How’s this for a bubble?
In 1965 one in ten Americans owned stocks. In 1990, one in five Americans owned stocks. Put another way, it took 25 years for stock ownership to double in the US. And most of that growth came between 1983 and 1990 with the introduction of 401(k)s, IRAs and other stock-based retirement plans: suddenly anyone with a large scale employer could invest in stocks without having to open a brokerage account.
Thanks to the Internet and low fee online brokerage accounts, it only took seven more years for stock ownership to double AGAIN. Put another way, the rate at which new participants entered the stock market accelerated four fold between 1990 and 1999. By the end of the 20th century, 48% of US households owned stocks.

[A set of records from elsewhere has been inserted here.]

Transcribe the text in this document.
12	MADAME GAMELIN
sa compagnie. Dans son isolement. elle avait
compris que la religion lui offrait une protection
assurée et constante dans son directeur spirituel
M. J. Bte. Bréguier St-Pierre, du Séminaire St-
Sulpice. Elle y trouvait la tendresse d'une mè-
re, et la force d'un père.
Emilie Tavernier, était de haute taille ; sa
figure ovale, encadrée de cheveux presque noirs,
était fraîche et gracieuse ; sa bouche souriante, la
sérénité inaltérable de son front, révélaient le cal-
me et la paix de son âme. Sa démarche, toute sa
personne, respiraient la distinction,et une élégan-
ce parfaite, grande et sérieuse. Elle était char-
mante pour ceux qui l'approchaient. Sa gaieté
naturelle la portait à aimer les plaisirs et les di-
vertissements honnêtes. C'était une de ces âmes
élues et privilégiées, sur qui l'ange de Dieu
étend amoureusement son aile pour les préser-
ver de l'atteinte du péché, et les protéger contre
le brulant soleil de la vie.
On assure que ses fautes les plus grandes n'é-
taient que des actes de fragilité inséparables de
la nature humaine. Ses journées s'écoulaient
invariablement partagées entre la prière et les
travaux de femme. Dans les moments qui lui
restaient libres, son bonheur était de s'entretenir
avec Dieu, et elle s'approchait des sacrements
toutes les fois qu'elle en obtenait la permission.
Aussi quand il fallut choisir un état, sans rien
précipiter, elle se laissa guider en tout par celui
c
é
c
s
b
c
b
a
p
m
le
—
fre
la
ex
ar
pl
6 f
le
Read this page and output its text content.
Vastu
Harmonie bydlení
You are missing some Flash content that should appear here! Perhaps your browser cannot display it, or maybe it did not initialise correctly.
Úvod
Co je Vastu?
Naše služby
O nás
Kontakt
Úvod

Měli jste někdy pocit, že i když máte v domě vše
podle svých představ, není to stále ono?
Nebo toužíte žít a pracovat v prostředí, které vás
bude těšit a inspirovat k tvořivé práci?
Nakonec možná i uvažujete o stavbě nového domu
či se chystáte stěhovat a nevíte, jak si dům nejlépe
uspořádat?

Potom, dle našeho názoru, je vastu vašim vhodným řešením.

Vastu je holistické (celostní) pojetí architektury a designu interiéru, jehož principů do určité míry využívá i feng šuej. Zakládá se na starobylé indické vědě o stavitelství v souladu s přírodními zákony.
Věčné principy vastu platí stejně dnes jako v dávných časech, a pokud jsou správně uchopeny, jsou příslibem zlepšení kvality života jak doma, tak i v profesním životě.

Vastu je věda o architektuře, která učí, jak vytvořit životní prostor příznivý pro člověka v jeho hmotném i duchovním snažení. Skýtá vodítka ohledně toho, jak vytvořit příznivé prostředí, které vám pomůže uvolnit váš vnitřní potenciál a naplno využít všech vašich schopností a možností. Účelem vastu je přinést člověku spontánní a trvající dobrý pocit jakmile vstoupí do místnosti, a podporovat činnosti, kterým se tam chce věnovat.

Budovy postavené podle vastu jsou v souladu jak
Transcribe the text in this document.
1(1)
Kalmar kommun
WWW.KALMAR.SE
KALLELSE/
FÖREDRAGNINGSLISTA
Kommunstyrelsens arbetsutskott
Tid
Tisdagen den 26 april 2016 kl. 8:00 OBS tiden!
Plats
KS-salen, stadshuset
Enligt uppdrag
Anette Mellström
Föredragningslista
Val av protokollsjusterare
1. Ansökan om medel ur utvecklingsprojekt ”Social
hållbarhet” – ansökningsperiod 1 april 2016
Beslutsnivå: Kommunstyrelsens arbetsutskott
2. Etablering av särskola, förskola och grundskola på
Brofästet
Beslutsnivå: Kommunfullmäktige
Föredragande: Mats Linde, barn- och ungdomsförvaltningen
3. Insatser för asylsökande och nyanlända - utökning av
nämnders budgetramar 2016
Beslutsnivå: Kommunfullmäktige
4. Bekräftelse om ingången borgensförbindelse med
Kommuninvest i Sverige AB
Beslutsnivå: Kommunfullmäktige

This is the one bubble no one talks about.
I’m talking about the bubble in “investing in stocks.” Never before have so many Americans done this. It gave us one of the biggest bull markets in stock history: a mega-18 years run from 1982 to 2000. But it also means that stocks have got a long ways to fall to get back in line with their historic relationships to other asset classes.
A lot of commentators talk about how gold is near an all-time high and that stocks have fallen 50%, making them cheap again. However from a long-term perspective, gold and stocks are nowhere near their normal relationship.
According to Dr Marc Faber, editor of the Gloom Boom Doom Report, gold and stocks move in distinctive long-term trends. Over the last 110 years, these trends has staged six major phases:
- 1900-1929: stocks outperform gold
- 1929-1932: gold outperforms stocks
- 1932-1966: stocks outperform gold
- 1966-1980: gold outperforms stocks
- 1980-2000: stocks outperform gold
- 2000-???: gold outperforms stocks
Overall, the median stock to gold ratio for the last 106 years is 5.4. In other words, throughout the 20th century, on average 5.4 ounces of gold would buy one unit of the DJIA.
Today, gold trades at $980. The DJIA trades at 8,500. This puts the ratio of gold to stocks at 8.6. Thus, the DJIA needs to fall to 5,292 (a 37% drop from today’s level), gold needs to rally to $1,574 (a 60% rally from today’s level), or some combination of the two, in order for gold to be appropriately priced relative to stocks again.
When exactly this will happen is anyone’s guess. The gold vs. stocks trends over the last 106 years have ranged in length from three years to 29 years. However, judging from the Fed’s money printing and the recent action in gold, it’s quite possible we’ll see a mammoth run in the precious metal sometime in the next 18 months.
During the last bull market in gold, the precious metal rose 2,329% from a low of $35 in 1970 to a high of $850 in 1980. However, during that time, there was a period of 18 months in which gold fell nearly 50%.
From mid-1971 to December 1974, gold rose 471%. It then fell 50%, from December ’74 to August ’76. After that, it began its next leg up, exploding 750% higher from August ’76 to January 1980.
Now, in its current bull market (2001 to March 2008), gold rose over 300% from $250 to a little over $1,000. And just like in the mid-70s, it began showing signs of weakness after its first big rally up to $1,014 in March ’08. At one point, it even fell to $700, a 30% retraction. Granted, it wasn’t a full 50% retraction like the one that occurred from 1974-76. But we are experiencing a financial crisis. And gold is the most common catastrophe insurance.
If we were to go by the historic pattern of the gold market in the ‘70s, gold should experience upwards resistance for 19 months after its first peak today. Gold’s recent peak was $1,014 in March ’08 (roughly 14 months before the writing of this report). If this bull market parallels the last one, then gold should renew its upward momentum in a very serious way starting in October 2009. And this next leg up should be a major one (the biggest gains came during the second rally in gold’s bull market in the ‘70s).
In fact, it’s already happening…
According to Capital Gold, a precious metals dealer, the demand for gold from self-directed IRAs has more than doubled since January 1, 2009. The World Gold Council notices similar spikes in demand for the gold ETF, writing “Inflows into gold ETFs continued to grow throughout the quarter, with investors buying a record 469 tonnes of gold, dwarfing the previous quarterly record of 145 tonnes, set in the third quarter of last year.”
Globally, entire gold markets that didn’t exist in 1980 are now beginning to buy the precious metal. Vietnam started trading gold futures in June 2007. Already the exchange trades around $100 million in gold futures a day. China’s Shanghai Futures Index started trading gold futures just a few months ago. The latter country has already surpassed the U.S. as the second largest consumer of gold behind India.
Bottom line: don’t let the talking heads fool you. Stocks are not cheap, especially compared to gold. And the bull market is gold is nowhere near over. Over the last 35 years, more Americans began investing than at ANY other period in history. As collapse later this year, they’ll either pull out their money pushing the DJIA lower OR they’ll shift their money into alternate investment classes like gold. When they do, the DJIA will fall further and gold will erupt higher.